My family built our house out of dad’s downstairs recording studio. The couch where mama rubs my head. The wooden dining room table, where we play Cards Against Humanity. This is love to me.
I think of these things when there are differences in our house. When we fill each wall and crevice with angry door slamming, grabbed shirts, words that split ears like singed rocks.
Sophomore year I brought home my first boyfriend. I told mama we were in love. We sat at the table, played board games with my family. He was quick to help my brother with the rules, quick to help mama clean up the dishes. He memorized the way our paint chipped, the way we built our home. I watched as he brushed his hands over our dining room table. Thought he fixed the ***** crevices in our walls.
7 months later we are driving home from a date. I let him squeeze my thigh.

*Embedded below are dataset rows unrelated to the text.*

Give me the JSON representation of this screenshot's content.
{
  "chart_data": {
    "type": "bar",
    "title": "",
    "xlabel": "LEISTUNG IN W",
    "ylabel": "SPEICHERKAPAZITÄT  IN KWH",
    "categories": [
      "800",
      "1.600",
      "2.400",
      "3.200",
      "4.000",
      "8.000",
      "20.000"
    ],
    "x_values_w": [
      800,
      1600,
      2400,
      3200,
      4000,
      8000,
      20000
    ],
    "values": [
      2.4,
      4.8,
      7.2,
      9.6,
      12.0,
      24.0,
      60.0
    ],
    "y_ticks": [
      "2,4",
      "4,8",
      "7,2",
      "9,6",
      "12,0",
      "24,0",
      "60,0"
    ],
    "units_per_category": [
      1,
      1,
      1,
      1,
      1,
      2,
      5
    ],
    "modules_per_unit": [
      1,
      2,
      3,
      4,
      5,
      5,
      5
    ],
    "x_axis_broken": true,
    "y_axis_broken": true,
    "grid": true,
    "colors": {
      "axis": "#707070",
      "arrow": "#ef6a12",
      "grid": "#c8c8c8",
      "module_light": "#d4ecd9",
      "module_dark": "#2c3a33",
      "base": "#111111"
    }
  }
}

Smiled even though it hurt. I agreed to let him pull over. Push me against the car window. I smiled as he fish hooked my hands to the roof of the car.
I didn’t tell him that my neck was craning. That I wanted to go home. I didn’t resist as he pushed. Kept smiling as his kisses got rougher.
All this time I had been pretending that what he was doing was okay, that his love was my family’s piano, the black bricked fireplace, not the door slamming in my bedroom not the dining room table, not the way he sat at it and never wanted to leave. I never thought it would be fair to want him to leave.
Driving home that night I was lucky. I know I wasn’t ***** but when he squeezed my thigh I didn’t say no. Didn’t scream like I wanted to, didn’t kick like I should have. Didn’t know how to leave someone who was already built into my home.
I should have known. No matter how much he fit into the walls of our home, he would never play the piano like my dad, never rub my head like my mom. He would never be family. Never know how to watch paint chip, and let it become part of a home. He would only surround me with walls and watch as they sunk into the floor like love. Where do you go when you are no longer safe inside your own walls?